Doch das ist nur eine Seite der Medaille. Denn der Reiz, sich zum Affen zu machen und sich auf die neuen Möglichkeiten einzulassen, ist natürlich eng verknüpft mit den veröffentlichten Spielen. Und da geht die Crux los: Zwar wurde seit dem Kinect-Start in den letzten zwölf Monaten im Schnitt über ein Titel pro Woche (und damit gefühlt deutlich mehr als für Nintendos 3DS) veröffentlicht -wenngleich viele davon nicht in Deutschland, sondern nur im europäischen Ausland oder Übersee erschienen sind-, doch in Erinnerung geblieben sind nur wenige.

Lag es daran, dass die Entwickler sich nicht trauen, die vermeintlich revolutionäre Steuerung zu erforschen und auszureizen und sich daher nicht einmal auf die Evolution üblicher Konzepte, sondern das Abarbeiten des Bekannten konzentrieren? So gab es wie auf Wii das übliche Sammelsurium an Minispiel-Kompilationen, Fitness-Hilfen sowie Tanzspielen. Wobei zu Kinects Ehrenrettung in diesem Fall gesagt werden muss, dass die Fitness-Programme von Your Shape bis zum UFC Personal Trainer tatsächlich von der controllerfreien Steuerung profitieren. Gleiches gilt auch für die Titel, die zum tänzerischen Verrenken vor dem Bildschirm aufrufen - wobei die Qualität hier nur selten Höchstwerte wie bei Dance Central 2 erreichte.

Doch wo bleiben die Titel, die auch die Zocker ansprechen, die keine Lust auf Spiele haben, die man im Zweifelsfall entweder hinsichtlich der visuellen Qualität oder im Bezug auf den „Casual“-Anspruch auch auf Wii haben kann? Die kommen zu spät und vor allem zu wenig. Das mittlerweile indizierte Rise of Nightmares hätte nicht nur thematisch, sondern auch mechanisch die Brücke zwischen Kinect und der Gruppe bilden können, die man als „Hardcore-Zocker“ abstempeln und in einer Schublade einmotten kann. Doch die Chance wird ebenso verbockt wie jüngst bei dem Shooter Blackwater. Ich bin gespannt, was Capcom z.B. aus Steel Batallion macht.

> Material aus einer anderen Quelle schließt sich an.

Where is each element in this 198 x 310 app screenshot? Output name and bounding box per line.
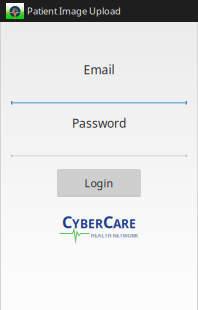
staticText: C — [103, 211, 113, 233]
staticText: HEALTH NETWORK — [90, 232, 138, 239]
staticText: C — [62, 211, 72, 233]
staticText: Login — [84, 176, 114, 190]
staticText: ARE — [113, 216, 136, 232]
staticText: Patient Image Upload — [27, 5, 121, 17]
staticText: YBER — [72, 216, 103, 232]
staticText: Password — [72, 115, 126, 131]
button[interactable]: Login — [57, 169, 141, 197]
staticText: Email — [84, 62, 114, 77]
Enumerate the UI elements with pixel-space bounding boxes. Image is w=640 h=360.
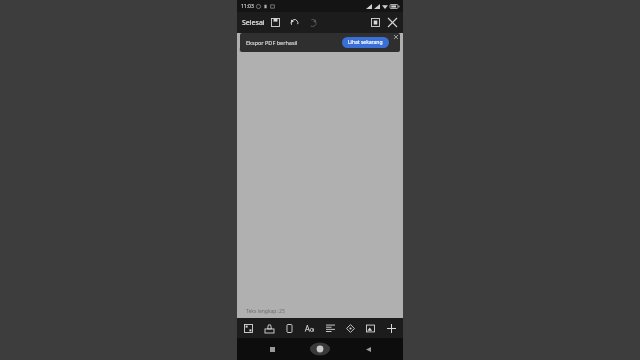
button[interactable]: Lihat sekarang [342,37,389,48]
button[interactable]: Close [385,15,400,30]
button[interactable]: Save [268,15,283,30]
button[interactable]: Image [362,318,379,338]
staticText: Teks lengkap: 25 [246,308,285,315]
staticText: Selesai [242,18,265,28]
button[interactable]: Align [322,318,339,338]
button[interactable]: Home [307,338,333,360]
button[interactable]: Stamp [261,318,278,338]
staticText: U [239,47,243,54]
button[interactable]: Back [358,339,378,359]
button[interactable]: Collage [240,318,257,338]
button[interactable]: Redo [305,15,320,30]
staticText: 11:03 [241,3,254,10]
button[interactable]: Page view [368,15,383,30]
button[interactable]: Add [383,318,400,338]
button[interactable]: Selesai [237,15,268,31]
button[interactable]: Shape [342,318,359,338]
button[interactable]: Text [301,318,318,338]
button[interactable]: Page [281,318,298,338]
button[interactable]: Undo [287,15,302,30]
button[interactable]: Recents [262,339,282,359]
staticText: Ekspor PDF berhasil [246,39,298,46]
staticText: Lihat sekarang [348,39,383,46]
button[interactable]: Dismiss [392,33,399,40]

Dennoch gibt es Qualität: Child of Eden hat mit Kinect ebenso gut funktioniert wie mit Pad, das Marionettenabenteuer The Gunstringer zeigt, dass der Rail-Shooter (bzw. Rail-Jumper) ein kinectisierbares Konzept ist. Und die Entscheidung Microsofts, Kinect als optionale Ergänzung zur herkömmlichen Steuerung einzusetzen, wird von mir laut applaudierend begrüßt - vor allem, wenn die Umsetzung so subtil und gut funktioniert wie in Forza Motorsport 4.

Und in einem Punkt hat Microsoft es sogar geschafft, Nintendos Wii in meinem Wohnzimmer komplett auszustechen: Die jüngeren Familienmitglieder gehen lieber mit Elmo und dem Krümelmonster aus der Sesamstraße auf Abenteuer oder wandeln durch Disneyland, als mit Remote vor dem Fernseher herumzufuchteln.

Doch bis Kinect in den Fokus für die Zocker rückt, die lieber Gears of War 3 statt Tontaubenschießen Deluxe spielen und geflissentlich darauf verzichten können, mit Kids durch deren Traumwelten zu marschieren, wird wohl noch mindestens ein weiteres Jahr vergehen - wenn nicht sogar die gegenwärtige Konsolengeneration...

Mathias Oertel,
Portal-Leitung


 

Kommentare

Stalkingwolf schrieb am
er hat auch recht. Tastatur und Maus im Wohnzimmer? Nein danke.
Kinect ist hier die bessere Lösung.
Wigggenz schrieb am
padi3 hat geschrieben:dann bin ich mal froh, es nicht zu haben. denn maus- und tastatur-"Feeling" will ich wirklich nicht auch noch auf der konsole haben.
IIIh, das hat was mit PC zu tun, bloß nicht auf meiner Konsole!
Nuracus schrieb am
crewmate hat geschrieben:Ich habe den Sharpshooter bestellt.
Wenn ich ihn nicht mag, ist alles deine Schuld.
Was mir aber bis zuletzt gefehlt hat, war eine Pumpgun Nachlade Bewegung. *Tscht Tscht Boom Tscht Tscht *
Hatter!
Outsider schrieb am
padi3 hat geschrieben:
leifman hat geschrieben:
Alking hat geschrieben:Wer will denn bitte in einem Killzone oder Heavy Rain mit Move fuchteln?
8O
mal killzone mit move gezockt?
ist echt eine bereicherung und kommt fast an tastatur/maus feeling ran!
soviel dazu!
dann bin ich mal froh, es nicht zu haben. denn maus- und tastatur-"Feeling" will ich wirklich nicht auch noch auf der konsole haben.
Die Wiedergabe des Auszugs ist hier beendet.